Annette McKay, deren Mutter Maggie O’Connor 1943 in Tuam ihre Tochter Mary Margaret verlor, erinnert sich, wie ihre Mutter erst im hohen Alter das Schweigen brach. Jahrzehntelang hatte sie über den Verlust geschwiegen, über die Zustände in der Einrichtung, in die sie als 17-jährige Vergewaltigungsopfer geschickt worden war.

O’Connor, wie viele andere junge Frauen, wurde nach der Geburt von ihrem Kind getrennt. Die Babys wurden teils zur Adoption freigegeben, viele aber starben unter katastrophalen Bedingungen. Ein Bericht der irischen Regierung nannte später die Zustände in Tuam „miserabel“: unterernährte Kinder, keine medizinische Versorgung, hohe Sterberaten – bis zu 9.000 Kinder starben insgesamt in Irlands Heimen.

Die heute beginnende Ausgrabung ist das Ergebnis jahrelanger Recherche und Beharrlichkeit der Historikerin Catherine Corless, die bereits 2014 aufgedeckt hatte, dass es keine offiziellen Grabaufzeichnungen für fast 800 verstorbene Kinder gab. Stattdessen, so ihre erschütternde Entdeckung, wurden sie offenbar in einem ehemaligen Abwassertank verscharrt.

Die katholische Ordensgemeinschaft „Sisters of Bon Secours“ bestritt dies lange. Doch der öffentliche Druck wuchs – auch, weil Betroffene wie Anna Corrigan, deren Brüder in Tuam geboren wurden, öffentlich Aufklärung forderten.

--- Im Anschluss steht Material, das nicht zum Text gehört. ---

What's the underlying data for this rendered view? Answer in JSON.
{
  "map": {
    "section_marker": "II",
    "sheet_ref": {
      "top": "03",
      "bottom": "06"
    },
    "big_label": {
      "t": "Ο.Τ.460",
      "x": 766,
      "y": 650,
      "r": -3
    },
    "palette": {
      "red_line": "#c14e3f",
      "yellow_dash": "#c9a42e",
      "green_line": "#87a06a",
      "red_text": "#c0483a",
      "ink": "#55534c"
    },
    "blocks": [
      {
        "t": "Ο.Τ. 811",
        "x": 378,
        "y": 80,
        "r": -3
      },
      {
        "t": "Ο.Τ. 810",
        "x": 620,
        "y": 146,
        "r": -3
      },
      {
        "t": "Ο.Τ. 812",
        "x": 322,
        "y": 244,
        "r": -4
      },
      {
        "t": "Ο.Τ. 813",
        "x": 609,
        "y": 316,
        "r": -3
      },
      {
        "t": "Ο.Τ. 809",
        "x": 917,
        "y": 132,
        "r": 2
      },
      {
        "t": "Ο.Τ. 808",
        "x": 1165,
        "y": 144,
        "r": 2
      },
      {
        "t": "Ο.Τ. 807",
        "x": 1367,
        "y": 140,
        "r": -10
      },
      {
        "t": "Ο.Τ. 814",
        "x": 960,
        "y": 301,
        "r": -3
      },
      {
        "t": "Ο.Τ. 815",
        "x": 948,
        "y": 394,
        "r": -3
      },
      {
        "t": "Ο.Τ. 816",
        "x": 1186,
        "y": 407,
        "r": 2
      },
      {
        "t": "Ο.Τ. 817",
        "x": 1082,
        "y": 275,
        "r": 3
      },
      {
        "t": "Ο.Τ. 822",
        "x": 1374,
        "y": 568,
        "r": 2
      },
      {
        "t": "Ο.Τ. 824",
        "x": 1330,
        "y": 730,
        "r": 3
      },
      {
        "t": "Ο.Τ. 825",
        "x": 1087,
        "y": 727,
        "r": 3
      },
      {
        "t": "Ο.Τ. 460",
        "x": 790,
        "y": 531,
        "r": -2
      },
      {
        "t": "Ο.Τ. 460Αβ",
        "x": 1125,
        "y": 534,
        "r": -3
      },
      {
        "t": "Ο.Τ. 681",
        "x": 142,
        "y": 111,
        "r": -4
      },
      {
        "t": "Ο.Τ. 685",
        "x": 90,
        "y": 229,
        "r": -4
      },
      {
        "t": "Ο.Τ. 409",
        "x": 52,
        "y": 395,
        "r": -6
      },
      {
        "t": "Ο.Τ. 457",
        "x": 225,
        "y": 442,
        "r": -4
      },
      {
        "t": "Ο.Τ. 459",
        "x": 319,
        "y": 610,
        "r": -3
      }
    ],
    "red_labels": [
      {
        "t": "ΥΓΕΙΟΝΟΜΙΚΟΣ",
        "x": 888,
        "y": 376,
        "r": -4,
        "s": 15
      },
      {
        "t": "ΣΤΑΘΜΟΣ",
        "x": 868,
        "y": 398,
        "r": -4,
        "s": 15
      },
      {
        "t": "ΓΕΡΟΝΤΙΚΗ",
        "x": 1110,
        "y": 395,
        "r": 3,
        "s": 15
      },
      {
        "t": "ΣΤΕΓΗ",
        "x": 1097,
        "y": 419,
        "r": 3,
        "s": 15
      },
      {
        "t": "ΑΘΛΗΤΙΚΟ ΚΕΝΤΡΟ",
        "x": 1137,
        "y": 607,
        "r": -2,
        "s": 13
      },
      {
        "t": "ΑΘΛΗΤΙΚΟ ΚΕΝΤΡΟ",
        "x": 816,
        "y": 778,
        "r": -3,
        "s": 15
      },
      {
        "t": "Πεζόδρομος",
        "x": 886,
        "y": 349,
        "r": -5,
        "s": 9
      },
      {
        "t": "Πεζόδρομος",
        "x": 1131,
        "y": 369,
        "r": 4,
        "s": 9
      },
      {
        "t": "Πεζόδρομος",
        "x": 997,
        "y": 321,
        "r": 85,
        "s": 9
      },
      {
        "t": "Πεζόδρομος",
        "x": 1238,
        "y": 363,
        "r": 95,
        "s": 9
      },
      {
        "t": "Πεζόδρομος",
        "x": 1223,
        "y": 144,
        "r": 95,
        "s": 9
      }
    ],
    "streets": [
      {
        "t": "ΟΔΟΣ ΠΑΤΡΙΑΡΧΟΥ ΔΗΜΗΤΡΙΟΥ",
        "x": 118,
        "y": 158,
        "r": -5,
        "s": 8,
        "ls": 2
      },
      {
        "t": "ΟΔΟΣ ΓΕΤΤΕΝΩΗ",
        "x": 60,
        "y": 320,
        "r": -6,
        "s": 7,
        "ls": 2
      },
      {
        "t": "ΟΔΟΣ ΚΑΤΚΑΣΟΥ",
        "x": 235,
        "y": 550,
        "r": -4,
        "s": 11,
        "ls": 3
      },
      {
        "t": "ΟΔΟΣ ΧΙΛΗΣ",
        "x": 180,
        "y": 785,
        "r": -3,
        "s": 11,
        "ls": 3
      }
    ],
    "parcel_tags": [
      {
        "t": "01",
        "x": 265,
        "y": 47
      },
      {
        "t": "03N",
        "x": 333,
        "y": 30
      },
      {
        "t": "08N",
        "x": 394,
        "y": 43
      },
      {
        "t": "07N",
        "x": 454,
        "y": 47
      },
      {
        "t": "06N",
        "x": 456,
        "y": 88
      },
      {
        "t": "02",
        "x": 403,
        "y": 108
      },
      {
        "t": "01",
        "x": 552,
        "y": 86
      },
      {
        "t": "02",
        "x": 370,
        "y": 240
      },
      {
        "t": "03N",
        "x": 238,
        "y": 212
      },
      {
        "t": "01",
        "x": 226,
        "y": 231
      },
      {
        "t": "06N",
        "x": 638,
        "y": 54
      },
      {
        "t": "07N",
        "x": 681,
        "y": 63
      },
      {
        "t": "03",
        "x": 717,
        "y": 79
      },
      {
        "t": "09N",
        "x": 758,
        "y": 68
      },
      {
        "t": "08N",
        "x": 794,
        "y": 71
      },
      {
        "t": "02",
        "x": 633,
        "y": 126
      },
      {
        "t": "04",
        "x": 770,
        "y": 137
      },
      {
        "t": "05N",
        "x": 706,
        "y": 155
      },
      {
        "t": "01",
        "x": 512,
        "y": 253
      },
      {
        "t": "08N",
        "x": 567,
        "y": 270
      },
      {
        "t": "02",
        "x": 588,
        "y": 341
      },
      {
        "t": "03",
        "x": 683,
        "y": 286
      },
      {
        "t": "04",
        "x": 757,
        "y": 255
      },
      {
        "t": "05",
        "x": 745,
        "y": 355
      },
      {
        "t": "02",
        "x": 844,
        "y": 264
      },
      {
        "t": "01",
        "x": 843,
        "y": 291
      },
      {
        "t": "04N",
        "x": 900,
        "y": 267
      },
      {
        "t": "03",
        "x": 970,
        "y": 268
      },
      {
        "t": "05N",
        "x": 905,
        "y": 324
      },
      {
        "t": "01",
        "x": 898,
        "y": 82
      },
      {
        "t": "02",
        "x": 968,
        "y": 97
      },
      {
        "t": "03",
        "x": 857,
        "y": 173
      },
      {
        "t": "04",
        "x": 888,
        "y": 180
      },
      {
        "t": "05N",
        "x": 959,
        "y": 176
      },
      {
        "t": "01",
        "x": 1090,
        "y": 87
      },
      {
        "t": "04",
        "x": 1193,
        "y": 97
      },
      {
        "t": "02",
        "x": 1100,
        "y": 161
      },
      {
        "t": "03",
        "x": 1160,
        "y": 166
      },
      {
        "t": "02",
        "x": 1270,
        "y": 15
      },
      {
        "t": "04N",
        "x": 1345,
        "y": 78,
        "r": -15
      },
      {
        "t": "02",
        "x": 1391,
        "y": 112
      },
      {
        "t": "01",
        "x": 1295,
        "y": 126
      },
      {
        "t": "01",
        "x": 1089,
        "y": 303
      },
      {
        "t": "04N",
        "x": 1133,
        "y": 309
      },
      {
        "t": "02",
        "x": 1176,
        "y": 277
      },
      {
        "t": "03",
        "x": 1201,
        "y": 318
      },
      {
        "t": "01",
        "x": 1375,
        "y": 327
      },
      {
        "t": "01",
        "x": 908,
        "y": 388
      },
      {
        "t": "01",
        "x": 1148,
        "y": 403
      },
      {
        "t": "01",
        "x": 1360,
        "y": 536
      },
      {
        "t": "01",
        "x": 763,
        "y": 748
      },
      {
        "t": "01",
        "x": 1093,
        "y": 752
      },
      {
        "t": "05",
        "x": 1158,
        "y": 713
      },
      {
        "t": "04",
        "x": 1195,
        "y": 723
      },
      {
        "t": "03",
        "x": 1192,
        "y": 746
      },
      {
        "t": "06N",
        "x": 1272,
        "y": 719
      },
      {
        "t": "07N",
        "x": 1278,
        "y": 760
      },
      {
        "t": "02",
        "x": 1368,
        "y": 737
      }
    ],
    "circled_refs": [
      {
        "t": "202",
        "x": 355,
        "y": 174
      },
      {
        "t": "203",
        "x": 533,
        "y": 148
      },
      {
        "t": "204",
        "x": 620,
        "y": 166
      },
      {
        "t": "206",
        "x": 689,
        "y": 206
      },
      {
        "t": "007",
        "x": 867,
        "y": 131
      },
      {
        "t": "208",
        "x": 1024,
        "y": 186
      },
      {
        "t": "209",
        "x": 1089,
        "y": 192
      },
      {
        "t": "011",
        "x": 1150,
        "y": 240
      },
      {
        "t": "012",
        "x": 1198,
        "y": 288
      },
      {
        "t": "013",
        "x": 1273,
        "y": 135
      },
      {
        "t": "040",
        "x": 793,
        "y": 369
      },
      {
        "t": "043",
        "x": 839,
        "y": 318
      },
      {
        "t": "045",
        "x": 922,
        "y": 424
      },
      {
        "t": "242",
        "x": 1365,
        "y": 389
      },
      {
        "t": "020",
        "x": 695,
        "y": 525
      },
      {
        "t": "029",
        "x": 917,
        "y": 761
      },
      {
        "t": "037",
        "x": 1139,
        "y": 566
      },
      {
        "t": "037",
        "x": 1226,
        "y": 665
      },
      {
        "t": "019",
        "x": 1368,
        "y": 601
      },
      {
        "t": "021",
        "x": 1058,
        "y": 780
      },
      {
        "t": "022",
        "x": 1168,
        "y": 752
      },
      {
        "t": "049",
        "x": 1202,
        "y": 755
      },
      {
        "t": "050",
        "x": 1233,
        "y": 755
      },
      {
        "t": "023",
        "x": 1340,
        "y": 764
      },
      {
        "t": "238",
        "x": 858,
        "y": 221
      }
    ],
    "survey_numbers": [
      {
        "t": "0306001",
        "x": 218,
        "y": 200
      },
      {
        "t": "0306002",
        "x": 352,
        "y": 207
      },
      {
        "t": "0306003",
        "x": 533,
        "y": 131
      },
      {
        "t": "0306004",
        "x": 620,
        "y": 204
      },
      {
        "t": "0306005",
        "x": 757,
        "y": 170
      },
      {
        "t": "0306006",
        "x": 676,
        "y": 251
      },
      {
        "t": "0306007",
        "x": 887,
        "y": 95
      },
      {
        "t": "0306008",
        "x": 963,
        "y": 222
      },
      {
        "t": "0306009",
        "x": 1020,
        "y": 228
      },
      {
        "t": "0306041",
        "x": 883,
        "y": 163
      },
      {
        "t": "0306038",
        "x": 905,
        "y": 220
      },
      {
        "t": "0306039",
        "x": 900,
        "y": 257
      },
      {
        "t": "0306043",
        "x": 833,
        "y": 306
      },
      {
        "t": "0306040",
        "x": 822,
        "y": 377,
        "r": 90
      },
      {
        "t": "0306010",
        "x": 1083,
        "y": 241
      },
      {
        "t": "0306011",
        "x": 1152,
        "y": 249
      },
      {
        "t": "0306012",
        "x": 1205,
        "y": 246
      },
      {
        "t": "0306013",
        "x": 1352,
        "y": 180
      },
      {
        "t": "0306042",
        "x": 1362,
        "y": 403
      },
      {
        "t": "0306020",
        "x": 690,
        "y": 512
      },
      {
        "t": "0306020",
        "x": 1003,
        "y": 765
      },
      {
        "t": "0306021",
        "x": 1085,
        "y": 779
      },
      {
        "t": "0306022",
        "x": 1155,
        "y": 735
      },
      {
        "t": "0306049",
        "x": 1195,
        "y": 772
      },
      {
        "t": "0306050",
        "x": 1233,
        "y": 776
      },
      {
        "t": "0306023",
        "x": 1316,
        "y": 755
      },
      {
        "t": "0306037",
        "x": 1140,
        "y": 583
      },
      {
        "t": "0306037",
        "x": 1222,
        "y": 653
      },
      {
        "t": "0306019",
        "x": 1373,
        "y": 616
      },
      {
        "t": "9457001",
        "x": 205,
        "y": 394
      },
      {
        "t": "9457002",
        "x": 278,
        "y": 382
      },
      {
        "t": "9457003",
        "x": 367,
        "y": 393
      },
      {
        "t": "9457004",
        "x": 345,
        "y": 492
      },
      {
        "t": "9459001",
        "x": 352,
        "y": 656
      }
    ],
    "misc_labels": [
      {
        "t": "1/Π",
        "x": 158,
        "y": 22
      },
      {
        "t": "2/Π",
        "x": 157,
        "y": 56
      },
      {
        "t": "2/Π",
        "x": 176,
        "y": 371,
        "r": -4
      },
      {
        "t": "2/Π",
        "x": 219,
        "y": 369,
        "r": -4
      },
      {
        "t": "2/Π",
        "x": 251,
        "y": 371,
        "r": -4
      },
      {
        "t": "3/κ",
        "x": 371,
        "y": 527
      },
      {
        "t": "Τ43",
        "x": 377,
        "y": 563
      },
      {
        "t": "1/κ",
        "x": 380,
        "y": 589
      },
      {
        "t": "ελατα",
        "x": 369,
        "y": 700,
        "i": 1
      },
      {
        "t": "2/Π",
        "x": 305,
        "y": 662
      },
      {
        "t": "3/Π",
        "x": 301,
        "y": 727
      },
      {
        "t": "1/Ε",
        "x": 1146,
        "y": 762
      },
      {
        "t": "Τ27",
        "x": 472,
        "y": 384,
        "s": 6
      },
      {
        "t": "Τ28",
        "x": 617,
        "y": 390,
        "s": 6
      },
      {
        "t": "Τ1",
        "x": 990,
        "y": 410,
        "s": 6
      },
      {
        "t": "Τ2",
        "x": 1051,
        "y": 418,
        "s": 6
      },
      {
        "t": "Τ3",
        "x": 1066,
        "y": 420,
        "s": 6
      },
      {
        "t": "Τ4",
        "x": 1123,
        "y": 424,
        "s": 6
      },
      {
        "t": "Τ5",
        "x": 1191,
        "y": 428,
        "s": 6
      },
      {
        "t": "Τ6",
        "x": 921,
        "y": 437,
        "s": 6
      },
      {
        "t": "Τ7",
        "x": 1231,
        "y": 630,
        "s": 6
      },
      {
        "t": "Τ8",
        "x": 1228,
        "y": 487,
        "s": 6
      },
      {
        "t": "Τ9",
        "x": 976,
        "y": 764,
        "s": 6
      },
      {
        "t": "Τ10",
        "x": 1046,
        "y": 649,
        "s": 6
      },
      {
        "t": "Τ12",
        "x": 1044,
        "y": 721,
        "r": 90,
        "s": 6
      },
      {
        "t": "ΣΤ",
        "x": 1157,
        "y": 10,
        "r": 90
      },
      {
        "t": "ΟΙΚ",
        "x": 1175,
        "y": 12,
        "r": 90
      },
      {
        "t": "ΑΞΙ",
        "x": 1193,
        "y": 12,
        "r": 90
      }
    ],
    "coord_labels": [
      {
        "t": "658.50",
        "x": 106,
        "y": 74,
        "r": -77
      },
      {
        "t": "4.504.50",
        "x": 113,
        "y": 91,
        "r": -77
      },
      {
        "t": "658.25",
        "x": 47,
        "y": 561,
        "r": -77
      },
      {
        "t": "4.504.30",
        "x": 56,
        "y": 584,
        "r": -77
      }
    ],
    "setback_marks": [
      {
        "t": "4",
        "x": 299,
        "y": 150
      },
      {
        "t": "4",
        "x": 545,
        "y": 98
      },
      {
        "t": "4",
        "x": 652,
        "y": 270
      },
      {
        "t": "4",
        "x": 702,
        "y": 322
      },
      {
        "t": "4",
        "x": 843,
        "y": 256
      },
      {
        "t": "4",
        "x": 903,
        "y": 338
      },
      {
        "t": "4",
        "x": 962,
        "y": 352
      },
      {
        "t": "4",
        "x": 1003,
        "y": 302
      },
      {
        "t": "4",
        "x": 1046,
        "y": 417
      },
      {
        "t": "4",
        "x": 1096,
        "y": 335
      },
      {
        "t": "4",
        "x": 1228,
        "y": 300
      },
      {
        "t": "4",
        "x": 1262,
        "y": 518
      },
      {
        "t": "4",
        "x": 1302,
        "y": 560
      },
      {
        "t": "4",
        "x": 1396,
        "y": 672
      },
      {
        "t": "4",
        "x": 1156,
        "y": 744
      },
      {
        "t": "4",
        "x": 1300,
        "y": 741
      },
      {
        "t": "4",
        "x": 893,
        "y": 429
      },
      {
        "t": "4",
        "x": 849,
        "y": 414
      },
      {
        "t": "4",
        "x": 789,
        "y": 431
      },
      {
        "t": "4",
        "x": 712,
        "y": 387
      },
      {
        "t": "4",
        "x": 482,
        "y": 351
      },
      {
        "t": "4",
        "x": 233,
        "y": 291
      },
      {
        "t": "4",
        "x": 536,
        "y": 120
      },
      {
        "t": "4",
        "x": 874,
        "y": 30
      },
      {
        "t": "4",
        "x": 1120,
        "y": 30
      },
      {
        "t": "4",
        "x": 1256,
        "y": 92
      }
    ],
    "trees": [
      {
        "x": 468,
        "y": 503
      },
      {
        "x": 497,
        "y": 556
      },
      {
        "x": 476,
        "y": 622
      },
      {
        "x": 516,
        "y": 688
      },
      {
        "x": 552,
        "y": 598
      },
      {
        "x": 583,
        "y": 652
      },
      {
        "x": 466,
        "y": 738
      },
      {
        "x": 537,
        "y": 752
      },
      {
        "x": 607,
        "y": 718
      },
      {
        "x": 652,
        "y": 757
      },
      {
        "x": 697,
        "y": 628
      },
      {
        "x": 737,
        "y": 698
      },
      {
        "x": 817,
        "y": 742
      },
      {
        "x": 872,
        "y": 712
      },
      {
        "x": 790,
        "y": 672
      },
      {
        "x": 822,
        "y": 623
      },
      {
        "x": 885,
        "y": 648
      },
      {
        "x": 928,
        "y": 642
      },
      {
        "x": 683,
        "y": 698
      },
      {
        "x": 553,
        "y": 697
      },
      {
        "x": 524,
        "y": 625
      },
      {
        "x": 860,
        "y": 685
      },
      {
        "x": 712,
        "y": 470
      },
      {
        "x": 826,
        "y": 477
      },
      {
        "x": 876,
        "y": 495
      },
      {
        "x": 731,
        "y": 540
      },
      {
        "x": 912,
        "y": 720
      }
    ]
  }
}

„Sie hatten keine Würde im Leben und keine im Tod“, sagt Corrigan. Ihre Mutter erfuhr erst Monate später vom Tod ihres Sohnes mit den Worten: „Das Kind deiner Sünde ist tot.“

Für die nächsten zwei Jahre werden forensische Experten versuchen, die Überreste zu bergen und – wenn möglich – zu identifizieren. Die Leiterin der Ausgrabung, Niamh McCullagh, betonte, dass die Analyse angesichts der Zeitspanne und schlechten Dokumentation schwierig werde. Trotzdem könnten Hinweise auf rechtswidrige Todesfälle entdeckt werden.

Für Überlebende wie Teresa O’Sullivan, die selbst als Baby dort geboren wurde, ist die Graböffnung ein überfälliger Schritt: „Wir waren mit ihnen in den Räumen, in denselben Gebäuden. Es hätte auch mich treffen können.“

Die Aufarbeitung dieser dunklen Kapitel irischer Geschichte dauert an. Doch mit dem Beginn der Ausgrabung beginnt auch der Weg zu Gerechtigkeit, Würde – und vielleicht zum ersten Mal: echter Trauer.